We have seen their sinewy wedge splitting the wind, as they
rushed to their illimitable and unknown domains at the North,
matched, married, and fierce for the indulgence of safe love,
where no poaching, egg-hunter knows to tread; yet half lingering,
wondering, doubting, pitying, willing to wait for the
wooden devices which we have anchored in the shallow feeding-grounds,
as a picture-gallery of their uncles, cousins, and
sweet-hearts.

Hawnk! Hawnk! we have roared out, and tore our gasping
throat, and low in our skulking boat, or close in our floating
battery, have we fallen, when the music of the flying march
of the anseric host thrilled upon our ear. Hawnk!
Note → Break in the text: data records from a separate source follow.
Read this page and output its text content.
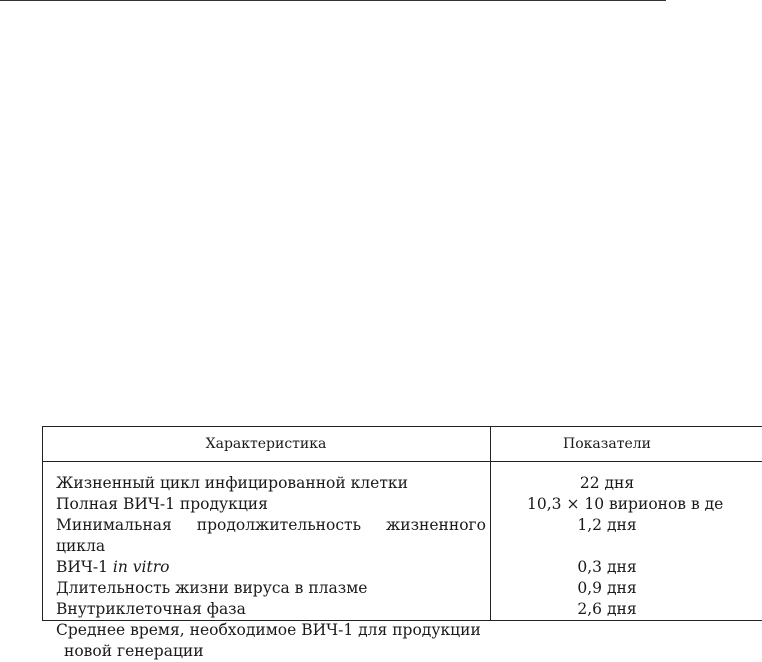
Характеристика	Показатели
Жизненный цикл инфицированной клетки
Полная ВИЧ-1 продукция
Минимальная продолжительность жизненного цикла
ВИЧ-1 in vitro
Длительность жизни вируса в плазме
Внутриклеточная фаза
Среднее время, необходимое ВИЧ-1 для продукции
новой генерации
22 дня
10,3 × 10 вирионов в де
1,2 дня
0,3 дня
0,9 дня
2,6 дня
Hawnk!
They come, they tear the yielding air, with pennon fierce and
strong; on clouds they leap, from deep to deep, the vaulted
air along—tear—air—strong—along—break forth my soul into
a song!—

They come, they tear the yielding air, with pennon fierce and strong,
On clouds they leap, from deep to deep, the vaulted dome along;
Heaven's light horse, in a column of attack upon the pole;
Were ever seen, on ocean green, or under the blue sky,
Such disciplined battalia as the cohort in your eye;—
Around her ancient axis, let old Terra proudly roll,
But the rushing flight that's in your sight, is what will wake your soul.
Hawnk! Honk! and forward to the Nor'ward, is the trumpet tone,
What goose can lag, or feather flag, or break the goodly cone,
Hawnk! onwards to the cool blue lakes, where lie our safe love bowers,
No stop, no drop of ocean brine, near stool, nor blue light tory,
Our travelling watchword is “our mates, our goslings, and our glory!
Symsonia and Labrador for us are crowned with flowers,
And not a breast on wave shall rest, until that Heaven is ours,
Hawnk! Hawnk! E—e hawnk!

 
[5]

“However, upon the Norman conquest, a new doctrine took place,
and the right of pursuing and taking all beasts of chase, or venary, and
such other animals as were accounted game, was then held to belong to the
king or to such only as were authorized under him.”—Blackstone.